Urban Forest Team Comment 6.1 Team Leader, Tree Planning 13 Mar 2013, 5:15 PM

Hi Orro, the site seems to be functioning but there may be an issue with the app that explains the error. This is a pilot of the site so we do want to find out about any technical difficulties encountered! To enable you to contribute to the site, submissions can be entered online rather than through the app at:

Alternatively, you can email me your location/s and comments to amelia.needoba[at], and I will upload them online as an anonymous user.

Fran Comment 7 27 Mar 2013, 1:04 PM

Having lived in Queen Street, Melbourne 3000 for 14 years I am craving greenery. The more we can have the better. We have parks but it is not sufficient. One walks outside onto the street and the surroundings are dismal. We love the trees that exist but they are not sufficient.

Apartment blocks are built with no green spaces around them. This is a serious lack in an otherwise good place to live.

Please can we have more greenery especially European trees which have such a refreshing effect on their surroundings in the warmer months.

Urban Forester Comment 7.1 27 Mar 2013, 4:21 PM

Thank you for your comment Fran. We are looking to increase the canopy cover in the CBD and across Melbourne. The urban forest strategy has set a target of 40% in the public realm. It is great to hear that you love our trees and want more! If you are free, please attend the CBD workshop in May. The links to register are on the side bar of this home page.

KAW Comment 8 25 Apr 2013, 9:26 PM

Please please please consider low allergy species! The plane trees cause a lot of issues for a lot of people in spring & summer.

Urban Forest Team Comment 8.1 Team Leader, Tree Planning 26 Apr 2013, 10:29 AM

Hello KAW, we are actively seeking ways to reduce the impact of our existing plane tree population without having to lose the fantastic canopy that these trees are currently providing in many streets. Future species selection will avoid planting trees that are known to cause significant irritant or allergenic responses and the population of plane trees in Melbourne will decrease over time as trees reach the end of their useful life expectancy and are replaced.
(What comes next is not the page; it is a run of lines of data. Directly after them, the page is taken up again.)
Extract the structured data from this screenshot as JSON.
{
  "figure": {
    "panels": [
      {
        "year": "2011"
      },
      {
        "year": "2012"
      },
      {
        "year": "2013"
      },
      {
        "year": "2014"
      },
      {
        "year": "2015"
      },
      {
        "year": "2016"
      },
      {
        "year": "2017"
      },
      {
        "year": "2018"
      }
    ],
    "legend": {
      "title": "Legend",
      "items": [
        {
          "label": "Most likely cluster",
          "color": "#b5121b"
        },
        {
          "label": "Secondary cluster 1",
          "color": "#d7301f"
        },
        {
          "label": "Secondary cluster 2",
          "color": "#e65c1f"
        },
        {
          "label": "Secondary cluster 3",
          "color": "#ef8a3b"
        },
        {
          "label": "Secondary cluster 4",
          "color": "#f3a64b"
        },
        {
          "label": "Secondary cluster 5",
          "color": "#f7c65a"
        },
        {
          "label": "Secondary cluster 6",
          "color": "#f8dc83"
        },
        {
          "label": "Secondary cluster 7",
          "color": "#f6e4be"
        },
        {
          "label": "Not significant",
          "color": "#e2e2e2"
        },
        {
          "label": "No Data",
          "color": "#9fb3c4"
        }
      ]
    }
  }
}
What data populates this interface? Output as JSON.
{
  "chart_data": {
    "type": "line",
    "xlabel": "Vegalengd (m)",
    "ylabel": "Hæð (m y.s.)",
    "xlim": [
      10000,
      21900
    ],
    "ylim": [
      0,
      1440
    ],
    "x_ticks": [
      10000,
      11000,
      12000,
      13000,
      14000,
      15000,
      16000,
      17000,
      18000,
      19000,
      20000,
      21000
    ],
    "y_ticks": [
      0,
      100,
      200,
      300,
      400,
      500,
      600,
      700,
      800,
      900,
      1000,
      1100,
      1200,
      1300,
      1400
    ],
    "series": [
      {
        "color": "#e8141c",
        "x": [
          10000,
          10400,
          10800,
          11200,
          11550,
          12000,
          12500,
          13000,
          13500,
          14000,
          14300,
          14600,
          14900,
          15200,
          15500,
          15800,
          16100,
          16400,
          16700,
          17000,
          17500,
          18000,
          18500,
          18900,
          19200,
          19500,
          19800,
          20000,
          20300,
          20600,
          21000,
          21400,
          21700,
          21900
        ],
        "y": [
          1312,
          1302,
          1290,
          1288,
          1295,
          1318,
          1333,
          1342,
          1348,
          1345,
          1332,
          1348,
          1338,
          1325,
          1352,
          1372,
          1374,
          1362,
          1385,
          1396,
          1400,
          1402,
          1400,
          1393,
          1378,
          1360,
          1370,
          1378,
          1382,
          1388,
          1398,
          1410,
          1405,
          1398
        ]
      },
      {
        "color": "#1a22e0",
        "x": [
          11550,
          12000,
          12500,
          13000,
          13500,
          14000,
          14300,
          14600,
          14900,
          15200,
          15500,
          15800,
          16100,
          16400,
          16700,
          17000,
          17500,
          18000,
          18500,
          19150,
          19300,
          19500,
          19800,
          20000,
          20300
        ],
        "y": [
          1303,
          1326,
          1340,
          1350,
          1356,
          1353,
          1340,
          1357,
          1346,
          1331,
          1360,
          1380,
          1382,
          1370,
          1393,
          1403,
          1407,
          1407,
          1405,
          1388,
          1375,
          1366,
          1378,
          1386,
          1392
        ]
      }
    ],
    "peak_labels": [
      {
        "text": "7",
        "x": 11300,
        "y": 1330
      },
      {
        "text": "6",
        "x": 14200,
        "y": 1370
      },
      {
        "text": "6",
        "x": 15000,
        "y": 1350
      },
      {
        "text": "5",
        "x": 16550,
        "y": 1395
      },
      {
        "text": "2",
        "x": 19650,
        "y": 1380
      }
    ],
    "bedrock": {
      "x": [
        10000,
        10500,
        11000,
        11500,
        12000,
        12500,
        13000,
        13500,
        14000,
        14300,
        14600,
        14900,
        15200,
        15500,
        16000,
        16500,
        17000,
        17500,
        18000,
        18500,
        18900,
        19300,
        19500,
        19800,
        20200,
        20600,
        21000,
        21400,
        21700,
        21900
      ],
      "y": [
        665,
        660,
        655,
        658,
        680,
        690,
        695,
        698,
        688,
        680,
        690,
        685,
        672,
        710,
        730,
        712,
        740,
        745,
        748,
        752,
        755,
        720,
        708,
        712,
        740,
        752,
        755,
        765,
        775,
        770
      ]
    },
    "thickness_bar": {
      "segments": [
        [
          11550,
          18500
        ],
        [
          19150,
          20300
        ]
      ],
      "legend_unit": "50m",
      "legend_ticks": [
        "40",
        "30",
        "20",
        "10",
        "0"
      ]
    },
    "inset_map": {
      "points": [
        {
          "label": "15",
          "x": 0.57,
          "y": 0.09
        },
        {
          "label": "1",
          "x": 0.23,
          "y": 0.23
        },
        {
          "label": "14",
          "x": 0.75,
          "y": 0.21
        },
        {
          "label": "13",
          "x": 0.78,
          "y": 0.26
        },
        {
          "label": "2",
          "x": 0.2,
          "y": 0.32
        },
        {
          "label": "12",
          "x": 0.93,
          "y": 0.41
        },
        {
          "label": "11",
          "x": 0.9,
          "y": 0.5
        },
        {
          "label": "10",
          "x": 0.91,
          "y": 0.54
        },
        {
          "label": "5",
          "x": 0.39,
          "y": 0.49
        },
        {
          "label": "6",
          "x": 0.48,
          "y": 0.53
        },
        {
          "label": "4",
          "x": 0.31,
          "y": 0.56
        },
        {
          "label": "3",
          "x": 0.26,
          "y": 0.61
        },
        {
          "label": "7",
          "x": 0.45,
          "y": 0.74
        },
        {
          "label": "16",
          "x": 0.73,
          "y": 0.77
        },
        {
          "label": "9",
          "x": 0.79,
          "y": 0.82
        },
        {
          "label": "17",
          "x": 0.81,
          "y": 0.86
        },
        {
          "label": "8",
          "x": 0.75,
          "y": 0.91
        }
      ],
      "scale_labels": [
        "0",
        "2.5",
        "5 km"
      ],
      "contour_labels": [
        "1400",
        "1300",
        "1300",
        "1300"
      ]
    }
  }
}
melissag Comment 9 28 Apr 2013, 9:51 AM

Please consider including a significant edible food forest to put Melbourne "on the map" in terms of local and innovative food production and distribution. When I say "significant", I mean something akin to the 7-acre food forest approved in Seattle (a more local example includes the 5-acre food forest to be established in Dayelsford). Food security is an issue that requires attention (see Melbourne Council's own Food Security strategy as well as that of Maribyrnong, Darebin, Hobsons Bay Councils). Equally, we need to greatly increase opportunities for people to participate in urban agriculture to reap the benefits of "growing community", improved food literacy and similar. These opportunities for participation are especially needed for urban city dwellers, many of which don't have their own backyards. Opportunities for participation in urban agriculture should also have regard to different cultural and marginalised groups, see the power of community gardening in the case of the Karen refugees that have been settled in Nhill (see Thanks!

Bruce Poon Comment 10 1 May 2013, 10:51 AM

The urban forest strategy needs to work for non-human animals as well as ratepayers. I notice some good comments in the video from Cathy Oke in this regard. In order to improve the amenity for indigenous fauna, the majority of new trees should be natives, with the inclusion of a range of native wildflowers. Providing food, perching and nesting areas for native animals and birds should be a primary consideration, along with corridors of movement (and areas of exclusion where sensible to avoid human/animal conflict).